Fire Suppression Systems in Libraries and Archives

Hi All —

As we prepare to head back to the BHS on Thursday, I thought you’d be interested in this message from BHS Outreach and Public Services Archivist Robin Katz:

Following up on your students’ amazing question about our sprinklers… – I guess both Halon and Argon (the other gas name I had in my head) are used for fire suppression.

I suspect that in addition to just money, our building might not physically accommodate this sort of a system.  There needs to be a way to really isolate the space, and evacuate people in time – but your students may know more about this kind of thing than I do.  I do know that working in an institution with this kind of a system requires a lot of staff training around getting out in time!

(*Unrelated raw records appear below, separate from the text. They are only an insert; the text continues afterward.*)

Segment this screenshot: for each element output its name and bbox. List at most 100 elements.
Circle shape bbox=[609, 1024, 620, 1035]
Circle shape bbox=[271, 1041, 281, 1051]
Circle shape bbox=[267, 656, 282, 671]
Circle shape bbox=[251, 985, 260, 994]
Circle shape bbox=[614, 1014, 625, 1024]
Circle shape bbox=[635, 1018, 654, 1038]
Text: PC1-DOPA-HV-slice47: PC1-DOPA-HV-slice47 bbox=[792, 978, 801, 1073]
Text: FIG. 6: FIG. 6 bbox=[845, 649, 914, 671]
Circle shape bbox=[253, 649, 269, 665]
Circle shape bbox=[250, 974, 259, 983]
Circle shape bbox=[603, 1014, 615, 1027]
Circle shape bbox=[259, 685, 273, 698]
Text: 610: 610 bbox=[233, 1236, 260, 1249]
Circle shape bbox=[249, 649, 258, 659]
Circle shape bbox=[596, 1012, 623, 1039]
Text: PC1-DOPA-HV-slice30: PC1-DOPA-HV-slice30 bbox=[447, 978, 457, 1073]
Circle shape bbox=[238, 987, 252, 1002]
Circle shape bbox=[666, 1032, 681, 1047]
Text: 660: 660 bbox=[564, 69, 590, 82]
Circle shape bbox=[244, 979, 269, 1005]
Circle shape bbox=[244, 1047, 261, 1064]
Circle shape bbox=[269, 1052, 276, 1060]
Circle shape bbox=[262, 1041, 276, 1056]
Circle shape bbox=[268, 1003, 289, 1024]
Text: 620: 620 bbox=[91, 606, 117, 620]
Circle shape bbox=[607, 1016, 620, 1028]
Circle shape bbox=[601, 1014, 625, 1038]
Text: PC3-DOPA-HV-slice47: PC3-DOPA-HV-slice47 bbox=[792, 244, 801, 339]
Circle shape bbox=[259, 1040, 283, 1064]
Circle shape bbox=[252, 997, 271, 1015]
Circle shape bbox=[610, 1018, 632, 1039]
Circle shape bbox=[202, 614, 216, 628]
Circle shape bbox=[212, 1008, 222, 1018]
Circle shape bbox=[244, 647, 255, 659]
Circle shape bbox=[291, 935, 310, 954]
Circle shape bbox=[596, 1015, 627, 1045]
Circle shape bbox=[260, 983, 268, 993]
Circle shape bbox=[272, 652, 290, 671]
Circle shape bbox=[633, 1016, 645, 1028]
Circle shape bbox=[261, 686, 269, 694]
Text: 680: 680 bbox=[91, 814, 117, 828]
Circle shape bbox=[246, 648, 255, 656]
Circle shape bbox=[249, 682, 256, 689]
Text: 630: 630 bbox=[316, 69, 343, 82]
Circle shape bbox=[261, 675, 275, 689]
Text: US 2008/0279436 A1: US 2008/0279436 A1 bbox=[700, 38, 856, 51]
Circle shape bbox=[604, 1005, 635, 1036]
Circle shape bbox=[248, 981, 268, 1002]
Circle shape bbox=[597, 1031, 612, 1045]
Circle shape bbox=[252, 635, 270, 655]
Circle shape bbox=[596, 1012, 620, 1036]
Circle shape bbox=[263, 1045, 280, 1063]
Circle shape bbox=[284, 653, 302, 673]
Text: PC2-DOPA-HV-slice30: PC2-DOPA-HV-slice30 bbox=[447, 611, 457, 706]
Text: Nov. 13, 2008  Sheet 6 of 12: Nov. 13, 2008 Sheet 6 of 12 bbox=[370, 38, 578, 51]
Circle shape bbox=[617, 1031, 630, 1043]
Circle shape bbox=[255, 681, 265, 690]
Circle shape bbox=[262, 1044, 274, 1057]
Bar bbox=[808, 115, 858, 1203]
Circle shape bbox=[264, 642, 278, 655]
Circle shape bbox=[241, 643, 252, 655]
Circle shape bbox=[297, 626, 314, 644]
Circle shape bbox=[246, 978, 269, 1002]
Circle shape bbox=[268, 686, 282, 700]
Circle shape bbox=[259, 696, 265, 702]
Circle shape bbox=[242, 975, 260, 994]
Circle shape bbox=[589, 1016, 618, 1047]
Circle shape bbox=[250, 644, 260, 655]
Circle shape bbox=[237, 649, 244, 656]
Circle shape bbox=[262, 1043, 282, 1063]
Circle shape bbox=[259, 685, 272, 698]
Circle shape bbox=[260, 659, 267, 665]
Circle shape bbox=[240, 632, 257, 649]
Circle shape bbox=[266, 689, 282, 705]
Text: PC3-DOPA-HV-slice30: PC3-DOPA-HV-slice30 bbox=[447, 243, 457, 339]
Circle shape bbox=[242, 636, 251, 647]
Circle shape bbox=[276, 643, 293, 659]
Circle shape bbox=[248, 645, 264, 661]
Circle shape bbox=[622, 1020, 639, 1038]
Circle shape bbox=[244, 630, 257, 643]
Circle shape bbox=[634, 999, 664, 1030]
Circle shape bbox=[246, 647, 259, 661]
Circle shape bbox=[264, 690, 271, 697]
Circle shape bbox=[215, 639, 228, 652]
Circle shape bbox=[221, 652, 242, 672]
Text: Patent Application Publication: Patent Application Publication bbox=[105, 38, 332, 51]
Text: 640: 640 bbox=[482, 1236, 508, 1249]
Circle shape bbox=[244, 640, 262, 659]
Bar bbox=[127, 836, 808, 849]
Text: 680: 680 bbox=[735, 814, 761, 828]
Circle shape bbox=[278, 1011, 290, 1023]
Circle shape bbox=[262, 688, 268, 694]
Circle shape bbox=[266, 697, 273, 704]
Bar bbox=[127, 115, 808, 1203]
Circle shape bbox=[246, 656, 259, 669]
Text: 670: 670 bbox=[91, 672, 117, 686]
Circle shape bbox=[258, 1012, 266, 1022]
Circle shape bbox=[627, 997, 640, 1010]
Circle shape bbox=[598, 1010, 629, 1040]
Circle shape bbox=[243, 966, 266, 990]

In general, cultural repositories (archives, libraries, museums) have disaster plans – for fires, floods, storms, etc.  There’s often a team of people responsible for designing the plan and at university libraries where there is a campus office with planners and architects, those people are often at the table alongside facilities folks and library professionals.  Sometimes the plan calls for a high tech halon system, but a lot of it involves low-tech plastic tarps and fans and a phone tree for the dreaded 3 am call that there’s a major leak.

It’s also so great to think about how space impacts use in a place like a library or museum.  Our lighting situation means we have to have lamps  in the middle of tables, which makes it hard to look at big materials; at the big material table, it’s pretty dark.  We don’t have a great space for coat/bag check, and our reference desks don’t conform to what’s in style today, a more open, no-barrier, sit-down-next-to-me-as-I-show-you-my-screen style desk – and we can’t change it because we are an interior landmark.  Of course, clever solutions could probably be designed…

Thanks to Robin for this info! Please leave any additional thoughts in the comments.